# Wave equation solutions in a step index fiber optic

GROUPS:
 Hi, I am trying to find the wave equation solutions in a fiber optics. The wave equation is already expressed in Cylindrical coordinates. Mathematica doesn't have any problem with finding the solutions in the core of the fiber optics, which is clearly a sum of Bessel function. But when a step index profile is introduced, then the DSolve[] function seems not to be able to calculate the fields in the cladding.The method, I used is attached. I appreciate is if somebody can suggest a method in Mathematica, that works.  n[[Rho]] = Piecewise[{{n2, [Rho] >= a}, {n1, [Rho] < a}}]; Assuming[n2 < n1, DSolve[k0^2 (n[[Rho]])^2 + ( Derivative[1][F][[Rho]]/[Rho] + (F^[Prime][Prime])[[Rho]])/ F[[Rho]] + (Z^[Prime][Prime])[z]/ Z[z] + ([Phi]1^[Prime][Prime])[[Phi]]/([Rho]^2 [Phi]1[[Phi]]) == 0, F[[Rho]], [Rho]]]Thanks in advance!
 Bill Simpson 1 Vote When I look carefully at the contents of the code you pasted I see two or three different ways that "prime", to indicate derivative, is shown. I am concerned that this is either a scrape-n-paste error or that you might have have fallen victim to all the available characters and fonts.I have tried to enter all the "prime" using the same method here n[\[Rho]] = Piecewise[{{n2, \[Rho] >= a}, {n1, \[Rho] < a}}];Assuming[n2 < n1, DSolve[k0^2 n[\[Rho]]^2+(F'[\[Rho]]/\[Rho]+F''[\[Rho]])/F[\[Rho]]+Z''[z]/Z[z]+ \[Phi]1''[\[Phi]]/(\[Rho]^2 \[Phi]1[\[Phi]])==0, F[\[Rho]], \[Rho]]]Note: It is sometimes less error prone when posting code here to have an empty line, paste the code, have another empty line, select the code with the mouse and then tap ctrl-K to put the code into a box and avoid some of the posting changes that can damage the code.

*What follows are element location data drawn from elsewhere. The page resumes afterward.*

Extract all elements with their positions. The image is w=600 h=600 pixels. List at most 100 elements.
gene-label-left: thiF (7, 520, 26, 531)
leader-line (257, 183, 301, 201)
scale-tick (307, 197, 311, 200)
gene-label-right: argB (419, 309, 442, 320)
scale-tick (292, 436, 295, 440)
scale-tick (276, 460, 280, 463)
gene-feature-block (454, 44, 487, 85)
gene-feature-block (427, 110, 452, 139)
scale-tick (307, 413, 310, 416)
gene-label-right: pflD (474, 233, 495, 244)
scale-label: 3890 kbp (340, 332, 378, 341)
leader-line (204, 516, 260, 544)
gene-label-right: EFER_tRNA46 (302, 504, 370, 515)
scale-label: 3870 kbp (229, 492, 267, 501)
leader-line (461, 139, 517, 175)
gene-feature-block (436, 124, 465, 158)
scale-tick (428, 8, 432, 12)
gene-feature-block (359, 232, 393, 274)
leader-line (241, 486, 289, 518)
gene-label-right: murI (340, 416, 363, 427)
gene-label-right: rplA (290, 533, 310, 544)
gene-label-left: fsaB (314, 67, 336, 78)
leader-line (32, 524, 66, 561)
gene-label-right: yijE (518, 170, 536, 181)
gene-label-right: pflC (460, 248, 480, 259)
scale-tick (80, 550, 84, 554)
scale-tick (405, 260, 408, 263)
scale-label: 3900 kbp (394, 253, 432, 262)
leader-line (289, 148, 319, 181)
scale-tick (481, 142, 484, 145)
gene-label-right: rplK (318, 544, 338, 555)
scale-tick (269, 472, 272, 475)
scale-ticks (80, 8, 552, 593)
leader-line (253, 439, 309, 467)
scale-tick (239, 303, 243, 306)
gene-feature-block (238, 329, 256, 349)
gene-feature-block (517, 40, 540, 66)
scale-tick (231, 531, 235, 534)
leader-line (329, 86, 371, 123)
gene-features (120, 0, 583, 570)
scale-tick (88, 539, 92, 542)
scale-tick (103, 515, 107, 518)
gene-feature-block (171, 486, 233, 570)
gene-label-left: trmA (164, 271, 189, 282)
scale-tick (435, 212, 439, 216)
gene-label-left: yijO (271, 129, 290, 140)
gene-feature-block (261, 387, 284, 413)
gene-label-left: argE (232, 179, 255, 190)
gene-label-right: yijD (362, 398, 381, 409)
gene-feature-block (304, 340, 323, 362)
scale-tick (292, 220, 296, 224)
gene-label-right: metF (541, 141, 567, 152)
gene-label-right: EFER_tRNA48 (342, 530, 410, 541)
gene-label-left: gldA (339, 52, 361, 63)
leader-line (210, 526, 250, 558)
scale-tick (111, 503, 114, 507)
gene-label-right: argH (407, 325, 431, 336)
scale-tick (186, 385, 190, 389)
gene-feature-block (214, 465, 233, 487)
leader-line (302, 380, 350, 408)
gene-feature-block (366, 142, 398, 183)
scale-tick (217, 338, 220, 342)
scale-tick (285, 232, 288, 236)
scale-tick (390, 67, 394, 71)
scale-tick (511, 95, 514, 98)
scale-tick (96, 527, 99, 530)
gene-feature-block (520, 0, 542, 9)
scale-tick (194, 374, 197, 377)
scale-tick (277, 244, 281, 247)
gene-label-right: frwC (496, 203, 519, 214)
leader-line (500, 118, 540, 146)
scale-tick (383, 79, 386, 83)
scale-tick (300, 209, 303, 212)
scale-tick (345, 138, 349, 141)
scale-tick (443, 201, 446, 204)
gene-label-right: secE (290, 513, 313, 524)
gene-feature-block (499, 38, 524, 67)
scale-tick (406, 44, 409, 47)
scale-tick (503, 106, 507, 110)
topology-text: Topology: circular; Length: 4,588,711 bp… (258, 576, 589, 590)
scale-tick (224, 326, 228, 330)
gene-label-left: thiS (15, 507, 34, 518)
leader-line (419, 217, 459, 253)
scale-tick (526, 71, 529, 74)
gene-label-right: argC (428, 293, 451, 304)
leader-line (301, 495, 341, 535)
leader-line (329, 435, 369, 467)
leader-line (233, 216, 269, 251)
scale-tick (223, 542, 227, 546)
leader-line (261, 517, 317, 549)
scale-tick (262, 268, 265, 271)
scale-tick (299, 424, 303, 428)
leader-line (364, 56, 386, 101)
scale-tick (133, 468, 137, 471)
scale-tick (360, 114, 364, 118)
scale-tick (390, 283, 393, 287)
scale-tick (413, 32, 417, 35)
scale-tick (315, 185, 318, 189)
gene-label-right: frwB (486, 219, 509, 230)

That is what I did above. You can also attach a small example notebook showing exactly what your code did after a fresh start and a single evaluation of the notebook.I'm also worried that you have three functions with derivatives, but are only solving for one of those and have given no hint what the definition of the other two might be.If you could append a small notebook showing a complete example with a fixed n index of diffraction and follow this with an almost identical example where the only change is n no longer being a constant and instead being your step in index of diffraction then it might be possible for someone to be able to see a way to get this to work for you. Simplicity and clarity and a working example to start from is probably key.